The sheer scale of the catastrophe of the Bush presidency is — five years on — what still impresses. In the entire history of the country, there have been only a few presidents to have presided over so complete and perfect a collapse of prosperity and confidence and prestige and general happiness as happened under George Bush II. James Buchanan and Andrew Johnson are his only rivals in the race to the bottom, and even they can not rival the breadth of his failure: in economics, in war, in foreign policy, in civil rights, in fiscal responsibility. In only this way, in his unique facility at destroying and squandering whatever he laid his hands on, is George W. Bush a remarkable leader. He is the Jeff Zucker of American politics.
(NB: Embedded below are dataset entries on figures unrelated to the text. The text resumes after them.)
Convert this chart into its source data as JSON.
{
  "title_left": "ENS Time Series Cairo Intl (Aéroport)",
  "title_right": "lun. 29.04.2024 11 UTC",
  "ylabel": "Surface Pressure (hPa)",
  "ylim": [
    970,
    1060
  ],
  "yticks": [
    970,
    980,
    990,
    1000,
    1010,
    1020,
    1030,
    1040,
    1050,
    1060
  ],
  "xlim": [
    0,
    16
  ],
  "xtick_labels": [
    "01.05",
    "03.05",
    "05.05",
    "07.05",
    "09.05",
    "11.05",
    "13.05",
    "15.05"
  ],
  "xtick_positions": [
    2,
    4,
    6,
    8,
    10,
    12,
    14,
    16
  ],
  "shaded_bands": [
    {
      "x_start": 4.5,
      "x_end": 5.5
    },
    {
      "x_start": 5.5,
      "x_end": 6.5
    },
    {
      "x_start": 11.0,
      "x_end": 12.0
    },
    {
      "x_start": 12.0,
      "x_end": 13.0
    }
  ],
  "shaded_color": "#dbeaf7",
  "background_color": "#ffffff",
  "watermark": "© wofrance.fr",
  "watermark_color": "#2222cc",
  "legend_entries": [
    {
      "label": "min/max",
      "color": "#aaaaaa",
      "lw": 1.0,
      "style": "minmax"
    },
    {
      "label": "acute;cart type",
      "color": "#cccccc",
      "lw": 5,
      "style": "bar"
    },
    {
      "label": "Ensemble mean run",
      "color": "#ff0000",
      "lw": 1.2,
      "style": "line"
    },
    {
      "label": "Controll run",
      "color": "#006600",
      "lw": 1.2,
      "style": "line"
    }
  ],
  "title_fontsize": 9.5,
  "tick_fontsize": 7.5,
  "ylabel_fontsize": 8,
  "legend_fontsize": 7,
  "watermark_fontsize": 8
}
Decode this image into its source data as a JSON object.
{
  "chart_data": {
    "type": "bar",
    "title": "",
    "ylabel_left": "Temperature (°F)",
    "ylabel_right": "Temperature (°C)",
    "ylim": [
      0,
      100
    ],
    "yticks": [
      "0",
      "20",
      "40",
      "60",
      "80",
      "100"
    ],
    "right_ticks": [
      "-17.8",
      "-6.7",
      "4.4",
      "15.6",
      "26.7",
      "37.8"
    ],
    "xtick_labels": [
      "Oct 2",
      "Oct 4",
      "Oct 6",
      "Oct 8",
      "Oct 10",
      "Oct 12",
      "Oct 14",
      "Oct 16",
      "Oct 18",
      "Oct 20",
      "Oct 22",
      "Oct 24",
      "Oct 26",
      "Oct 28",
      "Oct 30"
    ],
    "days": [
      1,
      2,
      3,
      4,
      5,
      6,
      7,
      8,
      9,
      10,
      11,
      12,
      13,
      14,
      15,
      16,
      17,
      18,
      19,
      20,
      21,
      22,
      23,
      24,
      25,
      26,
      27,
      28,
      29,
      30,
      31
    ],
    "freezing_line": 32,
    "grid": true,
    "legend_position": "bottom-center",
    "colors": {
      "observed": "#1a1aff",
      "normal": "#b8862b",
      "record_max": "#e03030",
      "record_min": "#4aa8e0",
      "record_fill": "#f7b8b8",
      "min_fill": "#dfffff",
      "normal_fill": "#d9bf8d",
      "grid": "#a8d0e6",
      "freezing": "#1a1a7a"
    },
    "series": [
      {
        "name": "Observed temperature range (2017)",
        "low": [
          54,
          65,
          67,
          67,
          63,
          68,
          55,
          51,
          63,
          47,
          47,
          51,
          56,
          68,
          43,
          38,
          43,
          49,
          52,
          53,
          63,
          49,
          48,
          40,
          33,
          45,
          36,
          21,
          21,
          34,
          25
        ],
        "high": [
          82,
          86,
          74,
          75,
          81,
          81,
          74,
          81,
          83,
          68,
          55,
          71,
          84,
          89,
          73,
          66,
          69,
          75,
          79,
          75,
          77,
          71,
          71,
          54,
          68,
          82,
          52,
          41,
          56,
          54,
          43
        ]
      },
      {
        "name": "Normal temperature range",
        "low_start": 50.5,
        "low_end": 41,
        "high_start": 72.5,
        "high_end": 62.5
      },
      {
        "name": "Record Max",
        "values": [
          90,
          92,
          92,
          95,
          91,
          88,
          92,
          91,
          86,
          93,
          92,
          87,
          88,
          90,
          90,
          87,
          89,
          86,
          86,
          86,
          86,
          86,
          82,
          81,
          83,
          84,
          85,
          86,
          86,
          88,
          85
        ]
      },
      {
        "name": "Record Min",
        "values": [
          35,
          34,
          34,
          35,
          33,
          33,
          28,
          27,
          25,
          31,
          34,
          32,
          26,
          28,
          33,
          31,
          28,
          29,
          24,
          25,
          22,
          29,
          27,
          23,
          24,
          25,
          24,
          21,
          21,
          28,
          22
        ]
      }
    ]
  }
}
For all of these things, Bush has been, for the past five years, roundly derided, condemned, scoffed at, and mocked. But now comes the time, after a suitable period of cooling off, where we’re all supposed to gather around the campfire and agree that he really did have the country’s best interests at heart, and he really did do some things like preventing attacks on the “Homeland” after 9/11, all right, and he really was just such a lovely guy, in spite of his body count. 

But, to paraphrase my grandfather, you can’t polish a turd. And this turd has comes with so great a stink that the country it soiled for eight years will not be able to wash its stench off for generations.

It falls to us, we, the still-soiled sons of this still-soiled country, to remind that turd of its place. And its place is still in the toilet.